Friday, 21 October 2016
Last updated 14 hours ago
Nov 8 2006 | 10:28am ET
Alternative asset manager Welton Investment Corporation has more than tripled its assets under management since the beginning of the year, and is now partnering with distribution firms in order to expand into new markets. The Carmel, Calif.-based firm, which specializes in managed futures, has just signed an agreement with Graf von Bismarck & Associates to bring Welton’s products to the German marketplace.
“This happens to be one of a couple irons we have in the fire,” says Christopher Keenan, head of marketing, adding that the 14-member firm is “staffed to accommodate growth,” and is actively working on expanding distribution relationships globally.
Welton currently has $192 million in assets under management, up from $63 million at the beginning of the year. The majority of these assets are in the firm’s Global Directional Program (GDP), which crossed the 24-month mark in May.

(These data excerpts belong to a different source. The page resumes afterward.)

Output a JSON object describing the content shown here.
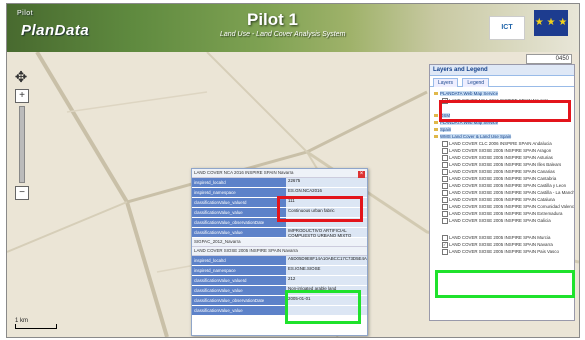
{
  "header": {
    "logo_top": "Pilot",
    "logo": "PlanData",
    "title": "Pilot 1",
    "subtitle": "Land Use - Land Cover Analysis System",
    "ict_badge": "ICT",
    "eu_flag": "★ ★ ★"
  },
  "map": {
    "coords": "0450",
    "scale_label": "1 km"
  },
  "layers_panel": {
    "title": "Layers and Legend",
    "tabs": [
      "Layers",
      "Legend"
    ],
    "top_group": [
      {
        "label": "PLANDATA Web Map Service",
        "type": "service"
      },
      {
        "label": "LAND COVER NCA 2016 INSPIRE SPAIN Navarra",
        "type": "layer",
        "checked": true
      }
    ],
    "mid_group": [
      {
        "label": "OSM",
        "type": "service"
      },
      {
        "label": "PLANDATA Web Map Service",
        "type": "service"
      },
      {
        "label": "Spain",
        "type": "service"
      },
      {
        "label": "WMS Land Cover & Land Use Spain",
        "type": "service"
      },
      {
        "label": "LAND COVER CLC 2006 INSPIRE SPAIN Andalucia",
        "type": "layer"
      },
      {
        "label": "LAND COVER SIOSE 2005 INSPIRE SPAIN Aragon",
        "type": "layer"
      },
      {
        "label": "LAND COVER SIOSE 2005 INSPIRE SPAIN Asturias",
        "type": "layer"
      },
      {
        "label": "LAND COVER SIOSE 2005 INSPIRE SPAIN Illes Balears",
        "type": "layer"
      },
      {
        "label": "LAND COVER SIOSE 2005 INSPIRE SPAIN Canarias",
        "type": "layer"
      },
      {
        "label": "LAND COVER SIOSE 2005 INSPIRE SPAIN Cantabria",
        "type": "layer"
      },
      {
        "label": "LAND COVER SIOSE 2005 INSPIRE SPAIN Castilla y Leon",
        "type": "layer"
      },
      {
        "label": "LAND COVER SIOSE 2005 INSPIRE SPAIN Castilla - La Mancha",
        "type": "layer"
      },
      {
        "label": "LAND COVER SIOSE 2005 INSPIRE SPAIN Cataluna",
        "type": "layer"
      },
      {
        "label": "LAND COVER SIOSE 2005 INSPIRE SPAIN Comunidad Valenciana",
        "type": "layer"
      },
      {
        "label": "LAND COVER SIOSE 2005 INSPIRE SPAIN Extremadura",
        "type": "layer"
      },
      {
        "label": "LAND COVER SIOSE 2005 INSPIRE SPAIN Galicia",
        "type": "layer"
      }
    ],
    "bottom_group": [
      {
        "label": "LAND COVER SIOSE 2005 INSPIRE SPAIN Murcia",
        "type": "layer"
      },
      {
        "label": "LAND COVER SIOSE 2005 INSPIRE SPAIN Navarra",
        "type": "layer",
        "checked": true
      },
      {
        "label": "LAND COVER SIOSE 2005 INSPIRE SPAIN Pais Vasco",
        "type": "layer"
      }
    ]
  },
  "popup": {
    "section1": "LAND COVER NCA 2016 INSPIRE SPAIN Navarra",
    "rows1": [
      {
        "key": "inspireId_localId",
        "value": "22675"
      },
      {
        "key": "inspireId_namespace",
        "value": "ES.GN.NCA2016"
      },
      {
        "key": "classificationValue_valueId",
        "value": "111"
      },
      {
        "key": "classificationValue_value",
        "value": "Continuous urban fabric"
      },
      {
        "key": "classificationValue_observationDate",
        "value": "2016-01-01"
      },
      {
        "key": "classificationValue_value",
        "value": "IMPRODUCTIVO ARTIFICIAL COMPUESTO URBANO MIXTO ENSANCHE"
      }
    ],
    "section_mid": "SIGPAC_2012_Navarra",
    "section2": "LAND COVER SIOSE 2005 INSPIRE SPAIN Navarra",
    "rows2": [
      {
        "key": "inspireId_localId",
        "value": "A5D05D9E8F14A10ABCC17C73D5E4A3"
      },
      {
        "key": "inspireId_namespace",
        "value": "ES.IGNE.SIOSE"
      },
      {
        "key": "classificationValue_valueId",
        "value": "212"
      },
      {
        "key": "classificationValue_value",
        "value": "Non-irrigated arable land"
      },
      {
        "key": "classificationValue_observationDate",
        "value": "2005-01-01"
      },
      {
        "key": "classificationValue_value",
        "value": ""
      }
    ],
    "close_label": "×"
  }
}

Keenan attributes the increased interest in the program, specifically from institutions, not only to having a two-year track record, but to the portfolio managers’ quantitative analysis and their rigid belief in process-driven management.
Keenan explains that the program was born out of a desire to preserve the well-known virtues of directional managed futures. “If you study composite returns, [the argument] is extremely compelling,” he says. “You find a non-correlation to other asset classes, particularly equities, and yet you find comparable return magnitude with similar volatility.”
He explains that the Global Directional Program was built from the ground up to be composite-like in terms of its return character, but that it shouldn’t be confused with an index product.
"It was equally important to us that GDP be a top-tier single manager program, and so although its return characteristics are similar to [the S&P Manage Futures Index], we have also steadily outperformed it by over 43% to-date,” he says.
Thus far the Global Directional Fund is up 40.33% since its inception in July 2004 through this October, while the S&P Managed Futures Index is down 2.91% over the same period.